Ribeirão Preto Dental School, University of São Paulo, Ribeirão Preto, SP, Brazil.
J Appl Oral Sci. 2010 Dec;18(6):630-4. doi: 10.1590/s1678-77572010000600016.
Prostaglandins control osteoblastic and osteoclastic function under physiological or pathological conditions and are important modulators of the bone healing process. The non-steroidal anti-inflammatory drugs (NSAIDs) inhibit cyclooxygenase (COX) activity and consequently prostaglandins synthesis. Experimental and clinical evidence has indicated a risk for reparative bone formation related to the use of non-selective (COX-1 and COX-2) and COX-2 selective NSAIDs. Ketorolac is a non-selective NSAID which, at low doses, has a preferential COX-1 inhibitory effect and etoricoxib is a new selective COX-2 inhibitor. Although literature data have suggested that ketorolac can interfere negatively with long bone fracture healing, there seems to be no study associating etoricoxib with reparative bone formation. Paracetamol/acetaminophen, one of the first choices for pain control in clinical dentistry, has been considered a weak anti-inflammatory drug, although supposedly capable of inhibiting COX-2 activity in inflammatory sites.

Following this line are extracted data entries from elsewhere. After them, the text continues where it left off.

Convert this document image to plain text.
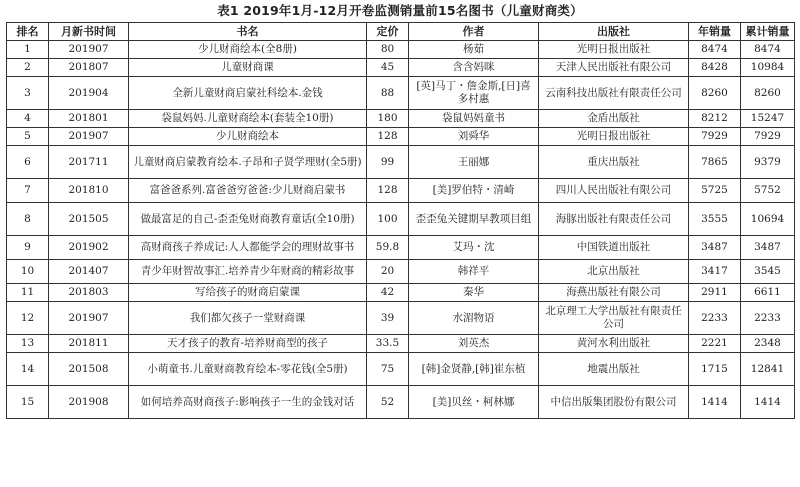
表1 2019年1月-12月开卷监测销量前15名图书（儿童财商类）
排名	月新书时间	书名	定价	作者	出版社	年销量	累计销量
1	201907	少儿财商绘本(全8册)	80	杨茹	光明日报出版社	8474	8474
2	201807	儿童财商课	45	含含妈咪	天津人民出版社有限公司	8428	10984
3	201904	全新儿童财商启蒙社科绘本.金钱	88	[英]马丁・詹金斯,[日]喜多村惠	云南科技出版社有限责任公司	8260	8260
4	201801	袋鼠妈妈.儿童财商绘本(套装全10册)	180	袋鼠妈妈童书	金盾出版社	8212	15247
5	201907	少儿财商绘本	128	刘舜华	光明日报出版社	7929	7929
6	201711	儿童财商启蒙教育绘本.子昂和子贤学理财(全5册)	99	王丽娜	重庆出版社	7865	9379
7	201810	富爸爸系列.富爸爸穷爸爸:少儿财商启蒙书	128	[美]罗伯特・清崎	四川人民出版社有限公司	5725	5752
8	201505	做最富足的自己-歪歪兔财商教育童话(全10册)	100	歪歪兔关键期早教项目组	海豚出版社有限责任公司	3555	10694
9	201902	高财商孩子养成记:人人都能学会的理财故事书	59.8	艾玛・沈	中国铁道出版社	3487	3487
10	201407	青少年财智故事汇.培养青少年财商的精彩故事	20	韩祥平	北京出版社	3417	3545
11	201803	写给孩子的财商启蒙课	42	秦华	海燕出版社有限公司	2911	6611
12	201907	我们都欠孩子一堂财商课	39	水湄物语	北京理工大学出版社有限责任公司	2233	2233
13	201811	天才孩子的教育-培养财商型的孩子	33.5	刘英杰	黄河水利出版社	2221	2348
14	201508	小萌童书.儿童财商教育绘本-零花钱(全5册)	75	[韩]金贤静,[韩]崔东植	地震出版社	1715	12841
15	201908	如何培养高财商孩子:影响孩子一生的金钱对话	52	[美]贝丝・柯林娜	中信出版集团股份有限公司	1414	1414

The purpose of the present study was to investigate whether paracetamol, ketorolac and etoricoxib can hinder alveolar bone formation, taking the filling of rat extraction socket with newly formed bone as experimental model.
The degree of new bone formation inside the alveolar socket was estimated two weeks after tooth extraction by a differential point-counting method, using an optical microscopy with a digital camera for image capture and histometry software. Differences between groups were analyzed by ANOVA after confirming a normal distribution of sample data.
Histometric results confirmed that none of the tested drugs had a detrimental effect in the volume fraction of bone trabeculae formed inside the alveolar socket.
前列腺素在生理或病理条件下控制成骨细胞和破骨细胞的功能,是骨愈合过程的重要调节剂。非甾体抗炎药(NSAIDs)抑制环氧化酶(COX)活性,从而抑制前列腺素的合成。实验和临床证据表明,使用非选择性(COX-1 和 COX-2)和 COX-2 选择性 NSAIDs 与修复性骨形成的风险有关。酮咯酸是一种非选择性 NSAID,低剂量时具有优先抑制 COX-1 的作用,依托考昔是一种新型选择性 COX-2 抑制剂。尽管文献数据表明酮咯酸可能对长骨骨折愈合产生负面影响,但似乎没有研究将依托考昔与修复性骨形成联系起来。扑热息痛/对乙酰氨基酚是临床牙科疼痛控制的首选药物之一,尽管据称它能够抑制炎症部位的 COX-2 活性,但被认为是一种弱抗炎药。
本研究旨在探讨扑热息痛、酮咯酸和依托考昔是否会通过以大鼠拔牙窝内新形成的骨填充作为实验模型来阻碍牙槽骨的形成。
通过差分点计数法,在拔牙后两周,使用带有数字摄像头的光学显微镜采集图像并使用组织计量软件,评估牙槽窝内新骨形成的程度。在确认样本数据呈正态分布后,通过方差分析比较各组之间的差异。
组织学结果证实,测试的药物均未对牙槽窝内形成的骨小梁体积分数产生不利影响。